Lançado em fevereiro deste ano pelo Governo do Distrito Federal (GDF), o programa Vai de Graça, que garante gratuidade no transporte coletivo aos domingos e feriados, começa a redesenhar o cotidiano dos brasilienses e, com ele, parte do mapa econômico da capital.
O impacto mais visível está nas ruas e nos centros comerciais. Dados do Instituto Fecomércio-DF mostram que 96% dos lojistas perceberam aumento no movimento nos dias em que o transporte não é cobrado. Para 51,2% dos comerciantes, as vendas cresceram até 10%; 27,2% registraram alta entre 10% e 20%, enquanto 0,5% viu as vendas saltarem acima dos 30%.
A gratuidade, que antes era vista com desconfiança por parte do empresariado, agora tem sido usada como aliada. Duas em cada dez lojas passaram a adotar promoções fixas aos domingos, enquanto 42% lançam ofertas de forma eventual, aproveitando o maior fluxo de clientes.
Pelo lado do consumidor, 61,6% afirmam que o benefício os estimula a sair de casa, seja para lazer, compras ou ambos. 29% combinam os dois, e 9,4% saem com foco principal nas compras. Antes do programa, 56% dos entrevistados circulavam pela cidade em apenas um domingo por mês. Hoje, 45,7% saem em dois domingos e 15,1% aproveitam todos os finais de semana e feriados, sugerindo uma mudança gradual nos hábitos de mobilidade.
Além do varejo, os reflexos também aparecem na arrecadação tributária. Um levantamento da Secretaria de Economia do DF mostra que, entre março de 2024 e julho de 2025, houve aumento de 5,4% no número médio de notas fiscais emitidas por empresa, e de 8,6% no valor médio dessas notas. A arrecadação do ICMS varejista subiu 5,8% no período.

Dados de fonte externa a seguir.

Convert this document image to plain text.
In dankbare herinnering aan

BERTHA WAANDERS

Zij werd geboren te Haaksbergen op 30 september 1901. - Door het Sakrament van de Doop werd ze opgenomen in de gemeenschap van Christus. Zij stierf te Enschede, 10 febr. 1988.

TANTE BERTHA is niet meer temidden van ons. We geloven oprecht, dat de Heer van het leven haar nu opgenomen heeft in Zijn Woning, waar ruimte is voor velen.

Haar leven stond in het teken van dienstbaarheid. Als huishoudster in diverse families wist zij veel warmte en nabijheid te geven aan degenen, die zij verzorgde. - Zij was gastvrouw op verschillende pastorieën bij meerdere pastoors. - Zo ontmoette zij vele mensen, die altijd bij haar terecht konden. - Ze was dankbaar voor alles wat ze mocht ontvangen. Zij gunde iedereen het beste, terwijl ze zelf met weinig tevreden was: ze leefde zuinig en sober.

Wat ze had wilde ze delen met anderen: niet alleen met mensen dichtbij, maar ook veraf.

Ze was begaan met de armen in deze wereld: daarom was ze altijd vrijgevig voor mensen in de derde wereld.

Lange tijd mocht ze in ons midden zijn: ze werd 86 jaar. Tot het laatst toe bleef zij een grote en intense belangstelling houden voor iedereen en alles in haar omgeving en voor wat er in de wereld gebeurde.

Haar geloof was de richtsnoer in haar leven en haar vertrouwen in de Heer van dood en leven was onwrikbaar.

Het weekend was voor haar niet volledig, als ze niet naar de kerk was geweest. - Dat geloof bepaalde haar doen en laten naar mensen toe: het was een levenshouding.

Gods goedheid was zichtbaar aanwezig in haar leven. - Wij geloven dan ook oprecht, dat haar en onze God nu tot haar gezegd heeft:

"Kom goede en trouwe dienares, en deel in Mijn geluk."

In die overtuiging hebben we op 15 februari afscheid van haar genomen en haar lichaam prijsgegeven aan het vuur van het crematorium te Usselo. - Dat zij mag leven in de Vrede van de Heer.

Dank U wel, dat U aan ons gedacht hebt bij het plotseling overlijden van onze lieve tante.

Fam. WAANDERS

A política tem reverberado até na inflação. Em maio, o IPCA no DF foi de 0,26%, abaixo da média nacional. Embora sete dos nove grupos de produtos e serviços tenham registrado alta, o índice foi contido, sobretudo, pela queda de 0,52% no setor de transportes — impulsionada por uma redução de 17,2% nas passagens de ônibus urbano. No mês anterior, a retração nas tarifas havia sido de 3,36%. Segundo o presidente da Fecomércio-DF, Aparecido Dantas, o movimento é resultado direto da política de gratuidade.
A demanda pelo transporte também aumentou de forma expressiva. Segundo a Secretaria de Transporte e Mobilidade (Semob-DF), a média de acessos aos domingos saltou de 270 mil para 460 mil passageiros — um crescimento de 70%. Desde março, o programa já contabiliza mais de 20,4 milhões de viagens gratuitas, incluindo domingos, feriados e datas especiais com gratuidade estendida.
O mês de março concentrou o maior número de acessos: cerca de 5 milhões, impulsionados pelos nove dias de gratuidade durante o Carnaval. Desde então, o volume se estabilizou em cerca de 2 milhões por mês, com picos em ocasiões específicas, como no fim de agosto, quando um evento religioso elevou o total mensal para mais de 3 milhões de viagens.
As datas comemorativas ajudam a dimensionar o alcance da medida. O maior pico foi registrado na quinta-feira da Semana Santa (17/4), com 1,25 milhão de acessos. Em seguida, destacam-se a segunda-feira de Carnaval (3/3), com 770 mil viagens, e a véspera do Dia da Independência (6/9), com 748 mil.
A pesquisa também mapeou como a população pretende usar o valor economizado com a gratuidade: 54,4% dizem que gastarão com alimentação, 27,2% pretendem poupar, 9,6% planejam investir em bens físicos e 8,8% em experiências ou lazer.
Para utilizar o benefício, o passageiro pode embarcar usando os cartões Mobilidade, Vale-Transporte, Passe Livre Estudantil, PCD, Idoso ou, ainda, cartões de crédito e débito, que liberam a catraca sem custo adicional.
O perfil dos usuários é relativamente homogêneo: 53,4% são homens, com predomínio das faixas etárias entre 30 e 44 anos (40,8%) e 18 e 29 anos (39,8%). As regiões administrativas com maior participação no programa são Samambaia (16,3%), Taguatinga (11,6%) e Águas Claras (10,9%). Em relação ao modal de transporte, 50% usam ônibus, 23% preferem o metrô, e 27% alternam entre ambos.
Ao garantir deslocamento gratuito em dias de menor movimento, o programa tem funcionado como catalisador para o comércio, estímulo ao lazer e ferramenta de reorganização urbana — conectando bairros e populações historicamente mais afastadas do centro do Distrito Federal.